Élans de l’âme vers Dieu

5. La prospérité

Que tu es bon pour moi, Seigneur, et moi combien je suis ingrat envers toi ! Je jouis de la santé, et tant d’autres souffrent ! J’ai du pain, et tant d’autres ont faim ! Des parents, des amis m’affectionnent, et tant d’autres sont orphelins, veufs, délaissés ! Cependant, qu’ai-je fait pour mériter tous ces biens ? comment ai-je acquis tes bienfaits ? qu’ai-je accompli de mieux que ces malades, ces pauvres, ces orphelins ? pourquoi ne sont-ils pas à ma place et moi à la leur ? Toutefois, je reçois tes faveurs signalées comme chose toute ordinaire ; comme si tu me les devais. Si le moindre nuage s’élève sur le soleil brillant de tes grâces, je me récrie ; il semble qu’on me dérobe ce qui m’appartient ; heureux encore quand mes murmures ne s’élèvent pas jusqu’à toi.
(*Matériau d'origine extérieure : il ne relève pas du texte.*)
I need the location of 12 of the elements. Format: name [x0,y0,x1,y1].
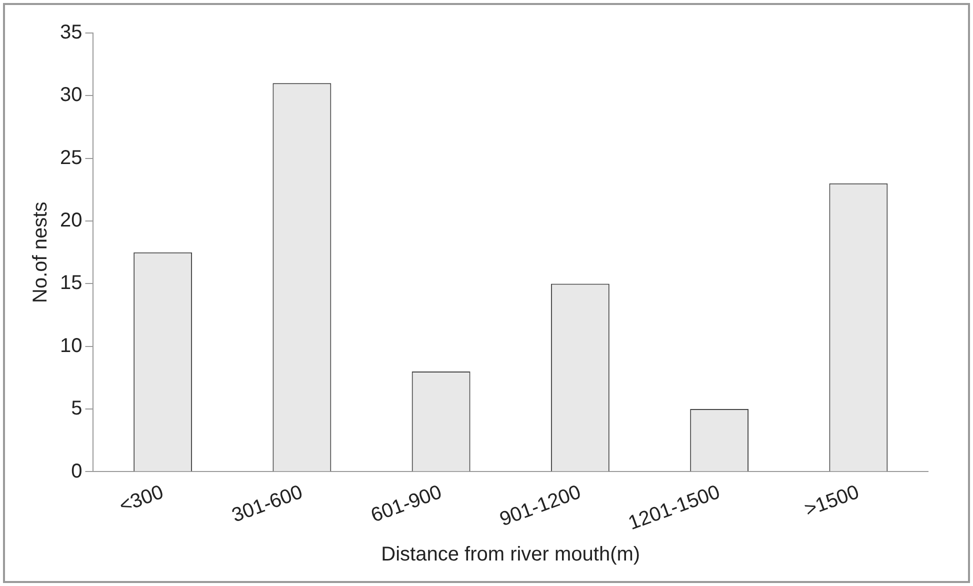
y-axis-title: No.of nests [30,202,52,303]
y-tick-label: 35 [60,22,82,44]
x-tick-label: <300 [116,481,166,518]
y-tick-label: 20 [60,210,82,232]
y-tick-label: 5 [71,398,82,420]
y-tick-label: 0 [71,460,82,482]
y-tick-label: 25 [60,146,82,169]
y-tick-label: 10 [60,334,82,357]
x-axis-title: Distance from river mouth(m) [381,544,640,566]
y-tick-label: 15 [60,272,82,294]
x-tick-label: >1500 [802,481,862,522]
y-tick-label: 30 [60,84,82,106]
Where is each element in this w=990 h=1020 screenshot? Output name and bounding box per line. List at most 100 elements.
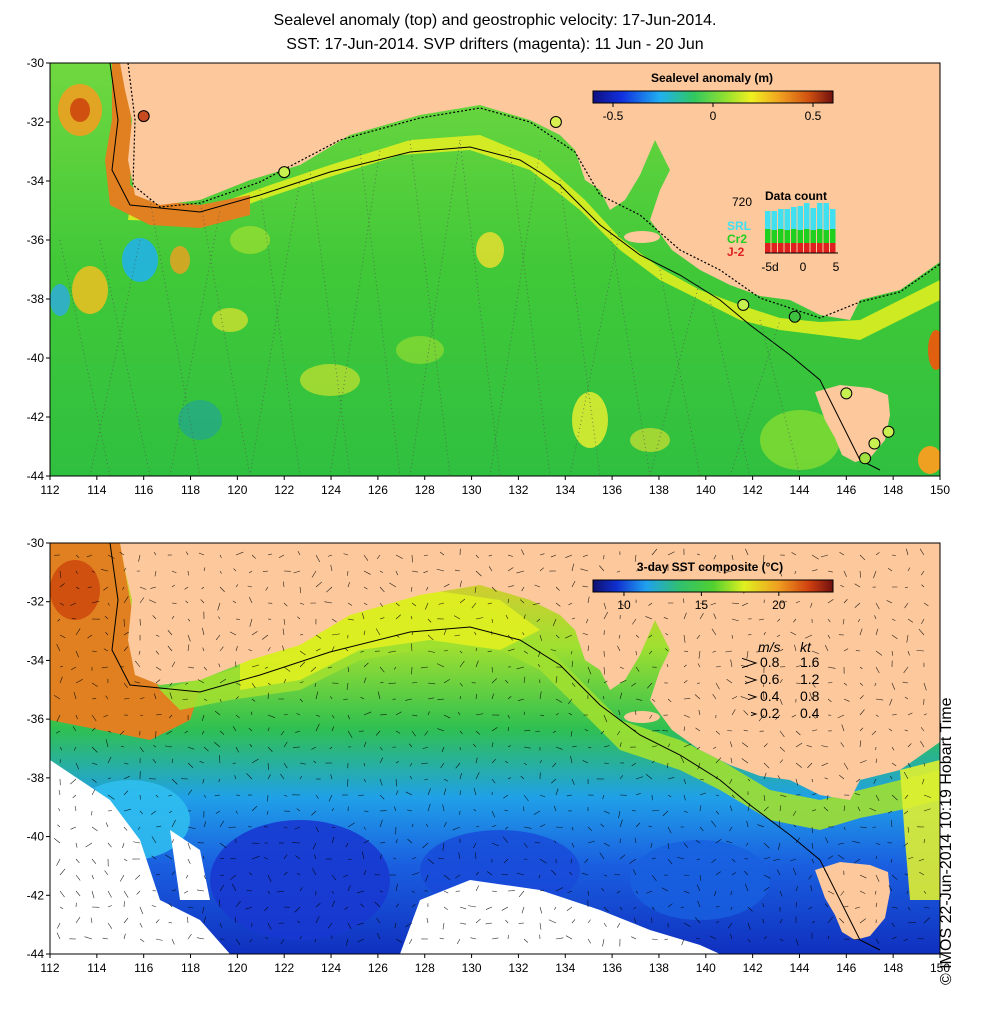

Si tu ramènes la sérénité dans le ciel de ma vie, mes plaintes se calment ; mais, hélas ! mon cœur ingrat ne pense pas qu’il te doive de la reconnaissance. Ta protection lui semble une juste récompense. Oui, c’est moi que j’applaudis du bien que tu me fais ; Seigneur, es-tu donc partial : prodigue envers moi ? dur envers les malades, les pauvres et les orphelins ? Non, Seigneur, mais tu bénis et éprouves aussi bien par la souffrance que par la prospérité ! et ces douleurs, cette misère, cet abandon, que je redoute, seront peut-être nécessaires demain pour amollir mon cœur, ouvrir mes lèvres en prière, et m’obtenir des biens meilleurs encore que ceux dont je jouis : si tu me retires la matière, c’est pour me donner l’Esprit ; si tu m’ôtes la terre, c’est pour me donner le ciel. Et peut-être, Seigneur, cette prospérité temporelle où tu me plonges à cette heure, loin d’être un témoignage de ton approbation, n’est-elle qu’une épreuve de ta part ; peut-être veux-tu savoir jusqu’où je pousserai l’ingratitude, la paresse, la désobéissance ! Oh ! Seigneur, cette pensée m’épouvante ! elle est juste, sans doute, et c’est toi qui me la donnes ; c’est ton premier avertissement ; fais que j’en profite, et ne permets pas que je m’endurcisse, précisément par l’abondance des dons destinés à te gagner mon cœur.